The Online Ban – New Anti-Junk Food Legislation
The World Health Organisation is on the case with junk food advertising – that’s when you know it’s got bad. The WHO states that the food industry can play a significant role in reducing childhood obesity and one of the measures they suggest is practising responsible marketing.
The UK Committee on Advertising Practice (CAP) has listened and as of July 2017 online adverts for food and drinks that are high in fat, salt and sugar will be banned across children’s media. They will also ban adverts where 25% of under-16s make up the audience. This brings legislation in line with the broadcast rules of 2007. The CAP thinks this will lead to a major reduction in junk foods ads reaching children.
This is an encouraging and necessary step forward but it’s still not enough. Are there other ways we can put the brakes on massive profitable corporations when their tactics are so low? Coca-Cola have even been accused of influencing medical studies. Giving cash to conferences so journalists will highlight how a lack of exercise is instead responsible for obesity. Well, it is, but so are sugar-filled drinks.
What Can We Do to Tackle Junk Food Advertising?
Childhood obesity is preventable – fast food corporations have to bypass governments, schools and parents to reach children. But it seems they are managing exactly that. It appears we need a swift change in tactics.
What Parents Can Do
Parents can eat healthily at home, explain how bodies work, introduce the concept of advertising and reward eating healthy foods. I’m a big believer in consequences too – Youtube videos of very overweight individuals struggling to walk are big motivators for headstrong six year old boys. Too harsh you say?
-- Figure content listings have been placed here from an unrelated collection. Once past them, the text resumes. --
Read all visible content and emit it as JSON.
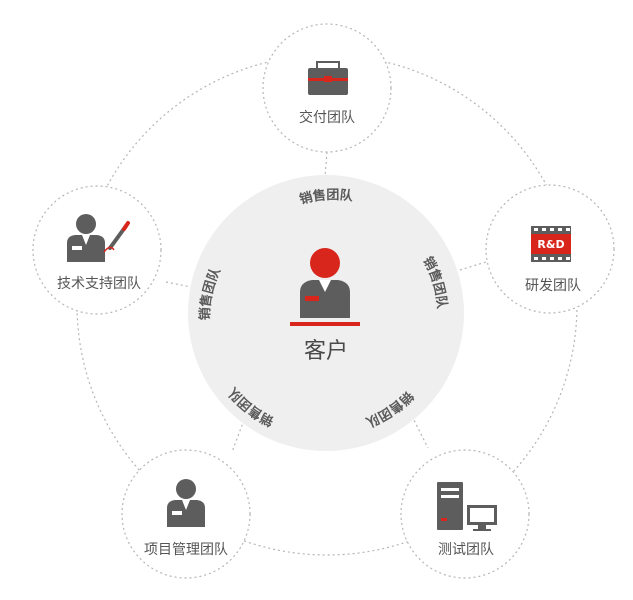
{
  "center": {
    "label": "客户"
  },
  "ring_labels": [
    "销售团队",
    "销售团队",
    "销售团队",
    "销售团队",
    "销售团队"
  ],
  "nodes": [
    {
      "label": "交付团队",
      "icon": "briefcase-icon"
    },
    {
      "label": "研发团队",
      "icon": "rd-film-icon",
      "badge": "R&D"
    },
    {
      "label": "测试团队",
      "icon": "computer-icon"
    },
    {
      "label": "项目管理团队",
      "icon": "manager-person-icon"
    },
    {
      "label": "技术支持团队",
      "icon": "support-person-pen-icon"
    }
  ],
  "colors": {
    "accent": "#d9261c",
    "icon_gray": "#5d5d5d",
    "center_fill": "#efefef",
    "dotted_line": "#b5b5b5",
    "text": "#555555"
  }
}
Not as harsh as losing a limb from preventable type 2 diabetes.
You can also now apply to join the Parents’ Jury from the Children’s Health Fund and give your views on food advertising via regular surveys.
How Schools Can Help
At sports day this year I witnessed overweight kids struggling to make it down the sprint track. I’m not slating schools because great work has been done with school dinners for example, but schools have a curriculum to follow that doesn’t allow for more food education.
There’s a new voluntary healthy rating scheme for primary schools and government are also ‘keen’ to celebrate the schools that demonstrate healthy approaches to obesity by running an annual competition. How about some funding so schools can run a lunchtime gardening club, take trips to pick your own farms, highlight bad food choices, explain advertising and reward healthy lunch boxes instead? Show them exactly what a burger is made from and they might not be so keen to eat it.
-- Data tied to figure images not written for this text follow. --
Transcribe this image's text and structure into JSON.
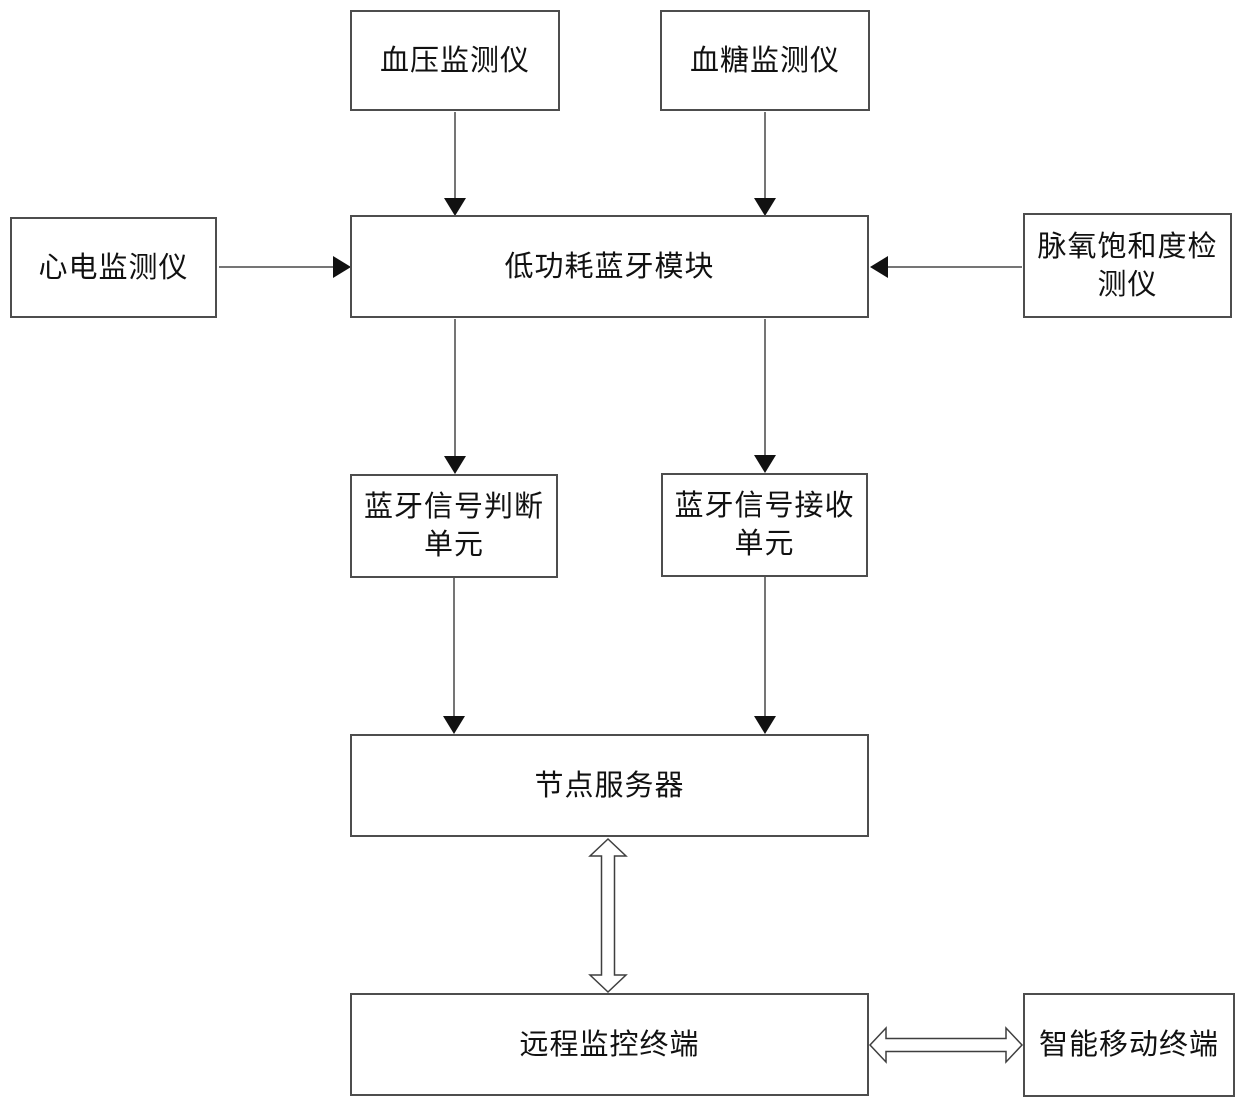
{
  "diagram": {
    "nodes": {
      "bp_monitor": {
        "label": "血压监测仪"
      },
      "glucose_monitor": {
        "label": "血糖监测仪"
      },
      "ecg_monitor": {
        "label": "心电监测仪"
      },
      "ble_module": {
        "label": "低功耗蓝牙模块"
      },
      "oximeter": {
        "label": "脉氧饱和度检\n测仪"
      },
      "bt_judge_unit": {
        "label": "蓝牙信号判断\n单元"
      },
      "bt_receive_unit": {
        "label": "蓝牙信号接收\n单元"
      },
      "node_server": {
        "label": "节点服务器"
      },
      "remote_terminal": {
        "label": "远程监控终端"
      },
      "mobile_terminal": {
        "label": "智能移动终端"
      }
    },
    "edges": [
      {
        "from": "血压监测仪",
        "to": "低功耗蓝牙模块",
        "style": "solid-arrow"
      },
      {
        "from": "血糖监测仪",
        "to": "低功耗蓝牙模块",
        "style": "solid-arrow"
      },
      {
        "from": "心电监测仪",
        "to": "低功耗蓝牙模块",
        "style": "solid-arrow"
      },
      {
        "from": "脉氧饱和度检测仪",
        "to": "低功耗蓝牙模块",
        "style": "solid-arrow"
      },
      {
        "from": "低功耗蓝牙模块",
        "to": "蓝牙信号判断单元",
        "style": "solid-arrow"
      },
      {
        "from": "低功耗蓝牙模块",
        "to": "蓝牙信号接收单元",
        "style": "solid-arrow"
      },
      {
        "from": "蓝牙信号判断单元",
        "to": "节点服务器",
        "style": "solid-arrow"
      },
      {
        "from": "蓝牙信号接收单元",
        "to": "节点服务器",
        "style": "solid-arrow"
      },
      {
        "from": "节点服务器",
        "to": "远程监控终端",
        "style": "hollow-double-arrow"
      },
      {
        "from": "远程监控终端",
        "to": "智能移动终端",
        "style": "hollow-double-arrow"
      }
    ],
    "colors": {
      "background": "#ffffff",
      "box_fill": "#ffffff",
      "box_border": "#4d4d4d",
      "connector_line": "#757575",
      "arrowhead": "#111111",
      "text": "#111111"
    }
  }
}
Goliath junk food industries need to be tackled hard by governments. Governments are supposed to work for the good of the people. What good are they doing while the childhood obesity problem is gathering pace?
Perhaps a tax on junk food advertising and enforced cigarette-style warning labels would motivate a change in behaviour. The voluntary 20% sugar reduction on soft drinks tax starts in 2018. But what about a fat and salt tax too? Simply hoping a sugar tax will encourage the food and drinks industry to ‘play their part’ in making products with lower sugar content is pretty pathetic. Or do these big corporations pay for your publicity campaigns?
I’m a parent and I understand how much pressure there is from children who want junk foods and the sheer exhaustion of parents who just want some peace and give into bad food choices. It’s not easy but we must keep going.
So back off with your kid-targeted advertising, KFC. We’ve got the recipe for breadcrumb-rolled chicken breast followed by strawberries from the farmer’s market. And we’re not afraid to use them.